Seneca Medea Regia Walter Delcomune Musiche originali Fabrizio Palermo Previsto da metà dicembre circa a metà gennaio
Medea, tradita e abbandonata dallo sposo Giasone, che si appresta a sposare Creusa, figlia di Creonte, re di Corinto. Un’altra delle grandi figure femminili create da Seneca. Un personaggio possente, con sentimenti estremi e totalizzanti, controverso e complesso, variamente interpretato da mito, tragici e drammaturghi. Ma Seneca, come interpreta Medea? Chi è Medea per lui? E’ la sposa umiliata e offesa che reagisce all’abbandono? La donna fredda e razionale, capace di ordire un piano mostruoso? La madre snaturata che per vendetta sopprime i figlioletti? La maga che ricorre alle arti magiche per distruggere la dinastia regnante di Corinto, che le ha tolto lo sposo? E’ l’una, l’altra, tutte insieme, o altro?
Seneca – FEDRA (lettura interpretata) Regia di Bruno Garilli Musiche originali di Fabrizio Palermo 8 Marzo 2011, ore 21.15 Fedra, tragedia di grande impatto emotivo, propone il binomio amore-morte, passando attraverso il dualismo amore-odio, ragione-furore, passione-virtù.
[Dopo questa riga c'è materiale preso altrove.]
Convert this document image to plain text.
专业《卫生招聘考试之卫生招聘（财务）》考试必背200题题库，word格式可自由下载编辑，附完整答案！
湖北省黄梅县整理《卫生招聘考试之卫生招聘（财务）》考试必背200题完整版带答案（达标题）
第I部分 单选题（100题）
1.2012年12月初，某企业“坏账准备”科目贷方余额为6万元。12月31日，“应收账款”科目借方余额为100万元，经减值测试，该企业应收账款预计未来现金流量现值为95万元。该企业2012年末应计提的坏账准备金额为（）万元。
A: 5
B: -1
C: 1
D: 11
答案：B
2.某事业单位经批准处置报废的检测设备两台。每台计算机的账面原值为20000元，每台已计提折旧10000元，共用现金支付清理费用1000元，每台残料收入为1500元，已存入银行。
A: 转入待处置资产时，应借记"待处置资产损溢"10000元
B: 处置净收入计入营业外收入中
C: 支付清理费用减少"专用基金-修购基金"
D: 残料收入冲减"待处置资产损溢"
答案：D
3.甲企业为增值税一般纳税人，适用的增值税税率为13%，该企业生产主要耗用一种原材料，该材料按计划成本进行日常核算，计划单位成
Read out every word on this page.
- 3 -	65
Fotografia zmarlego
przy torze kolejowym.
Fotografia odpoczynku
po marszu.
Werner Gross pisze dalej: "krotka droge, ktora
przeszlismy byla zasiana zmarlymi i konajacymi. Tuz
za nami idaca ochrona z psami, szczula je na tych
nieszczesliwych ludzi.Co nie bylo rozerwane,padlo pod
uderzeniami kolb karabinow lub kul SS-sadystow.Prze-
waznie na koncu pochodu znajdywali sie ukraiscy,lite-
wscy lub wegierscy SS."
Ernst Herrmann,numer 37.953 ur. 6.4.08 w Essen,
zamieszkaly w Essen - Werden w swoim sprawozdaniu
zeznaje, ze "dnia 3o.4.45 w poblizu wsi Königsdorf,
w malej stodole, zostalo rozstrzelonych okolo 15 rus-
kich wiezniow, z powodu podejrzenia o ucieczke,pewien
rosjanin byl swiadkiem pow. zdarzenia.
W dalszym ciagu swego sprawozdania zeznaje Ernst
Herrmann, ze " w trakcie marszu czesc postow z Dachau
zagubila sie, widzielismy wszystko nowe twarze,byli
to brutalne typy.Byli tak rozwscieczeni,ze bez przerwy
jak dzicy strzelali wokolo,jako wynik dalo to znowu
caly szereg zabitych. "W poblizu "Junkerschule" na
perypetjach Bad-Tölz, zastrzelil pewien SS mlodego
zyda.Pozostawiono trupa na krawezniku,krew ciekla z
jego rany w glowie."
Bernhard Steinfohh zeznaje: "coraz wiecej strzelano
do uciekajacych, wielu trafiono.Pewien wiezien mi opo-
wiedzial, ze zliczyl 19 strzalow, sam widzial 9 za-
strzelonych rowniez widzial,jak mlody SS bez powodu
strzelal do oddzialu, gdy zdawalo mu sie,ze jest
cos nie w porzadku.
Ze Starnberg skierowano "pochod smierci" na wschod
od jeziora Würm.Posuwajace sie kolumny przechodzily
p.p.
Eccellente esempio dell’“umanesimo” di Seneca e del suo studio preciso ed oculato dei comportamenti umani, la tragedia narra la folle e distruttiva passione di Fedra, sposa di Teseo, re di Atene, per il figliastro Ippolito.
...Pioveva senza sosta quel giorno su Brest…… Poesie di Jacques Prévert (recital letterario) Musiche originali Fabrizio Palermo
Previsto per fine marzo- inizio aprile Prévert è il poeta “antiletterario” per eccellenza. Nacque con il surrealismo, che egli poi abbandonò, ma che conservò, latente, nelle sue opere. Fu la voce della polemica e della contestazione, ma anche dei sentimenti: la disperazione, la tristezza, l’amore, la tenerezza, la delusione……Tutti espressi nel linguaggio della strada, “boulevardier”, per dirla alla francese. I suoi versi sono di comprensione immediata; personaggi e storie sono tratteggiati con semplicità, ma costituiscono “pezzi di vita”, che egli racconta e scolpisce con partecipazione emotiva e poesia di grande intensità.